Nordén et al. (2023)

Nordén, A. K., Ramm, S. A., & Abbott, J. K. (2023). Rapid evolution of sex role specialization in a hermaphrodite under sex-limited selection. Evolution, 77(4), 1066-1076.

The raw data were taken from the Dryad repository, and analysed using the same model as in the original study (copying the R code). The fitness data were mean-centered and scaled prior to analysis, such that model-estimated differences in treatment means are equal to Cohen’s d. 
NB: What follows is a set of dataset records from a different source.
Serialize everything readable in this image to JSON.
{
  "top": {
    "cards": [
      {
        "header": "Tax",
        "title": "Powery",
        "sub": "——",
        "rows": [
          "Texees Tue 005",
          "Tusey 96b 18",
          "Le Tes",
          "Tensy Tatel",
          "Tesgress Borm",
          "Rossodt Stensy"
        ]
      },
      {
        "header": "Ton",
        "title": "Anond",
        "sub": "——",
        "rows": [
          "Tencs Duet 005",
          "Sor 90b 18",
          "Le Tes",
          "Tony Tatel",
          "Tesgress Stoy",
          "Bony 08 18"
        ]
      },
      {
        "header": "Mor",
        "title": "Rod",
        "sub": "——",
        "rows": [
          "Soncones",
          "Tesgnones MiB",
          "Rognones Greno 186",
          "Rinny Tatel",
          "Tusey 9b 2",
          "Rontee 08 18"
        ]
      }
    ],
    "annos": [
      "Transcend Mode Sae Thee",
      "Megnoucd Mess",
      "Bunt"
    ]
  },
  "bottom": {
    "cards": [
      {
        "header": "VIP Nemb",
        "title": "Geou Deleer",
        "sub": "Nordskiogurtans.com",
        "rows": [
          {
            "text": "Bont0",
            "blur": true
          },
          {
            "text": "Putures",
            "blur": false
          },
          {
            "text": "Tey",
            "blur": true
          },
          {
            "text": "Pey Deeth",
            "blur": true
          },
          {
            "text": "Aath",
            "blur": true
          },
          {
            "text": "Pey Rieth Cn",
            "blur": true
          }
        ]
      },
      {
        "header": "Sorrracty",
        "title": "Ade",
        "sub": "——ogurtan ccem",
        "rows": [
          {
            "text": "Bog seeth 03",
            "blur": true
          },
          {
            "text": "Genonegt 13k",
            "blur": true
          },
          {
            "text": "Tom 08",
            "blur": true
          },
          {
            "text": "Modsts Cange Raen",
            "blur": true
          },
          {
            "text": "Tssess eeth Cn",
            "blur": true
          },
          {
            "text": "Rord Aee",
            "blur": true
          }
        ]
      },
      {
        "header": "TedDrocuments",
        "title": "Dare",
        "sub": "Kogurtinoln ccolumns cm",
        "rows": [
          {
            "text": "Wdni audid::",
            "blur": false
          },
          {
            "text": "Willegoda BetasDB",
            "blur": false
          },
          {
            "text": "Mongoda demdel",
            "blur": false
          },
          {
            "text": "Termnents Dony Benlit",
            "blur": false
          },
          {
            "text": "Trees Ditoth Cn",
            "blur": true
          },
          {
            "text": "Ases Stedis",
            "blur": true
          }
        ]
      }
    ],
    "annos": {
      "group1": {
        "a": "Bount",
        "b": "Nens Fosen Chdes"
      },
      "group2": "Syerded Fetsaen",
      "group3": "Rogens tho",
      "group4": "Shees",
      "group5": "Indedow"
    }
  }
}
Note that this study has both a female-limited and a male-limited evolution treatment, unlike all the others in this section, and it measured both male and female fitness. To address this, I include 4 contrasts in the meta-analysis: female-limited evolution vs the control for both sexes’ fitnesses, and male-limited evolution vs the control for both sexes’ fitnesses. I predict elevated fitness in the selected sex and reduced fitness in the non-selected sex, and adjust the effect size signs to reflect this.

fitness.dataCS <- read.csv("input_data/norden_dryad_data/Mlig_fitness_data_C_standard.csv", 
                           sep=";", dec=",", header=TRUE, stringsAsFactors = T) %>% 
  as_tibble() %>% 
  mutate(Stand_Fitness = as.numeric(scale(Stand_Fitness)))

modfitCS <- lmer(Stand_Fitness~Treatment*sex_role + (1|ID) + (1|Treatment:sex_role:Population), data = fitness.dataCS)

cohens_d <- emmeans(modfitCS, ~ Treatment | sex_role) %>% 
  pairs() %>% as_tibble() %>% 
  filter(str_detect(contrast, "Control")) %>% 
  select(trait = contrast, Estimate = estimate, SE)

cohens_d$trait <- c(
  "Female fitness (female-limited lines)",
  "Female fitness (male-limited lines)",
  "Male fitness (female-limited lines)",
  "Male fitness (male-limited lines)")

cohens_d$Estimate <- cohens_d$Estimate * c(-1, 1, 1, -1) 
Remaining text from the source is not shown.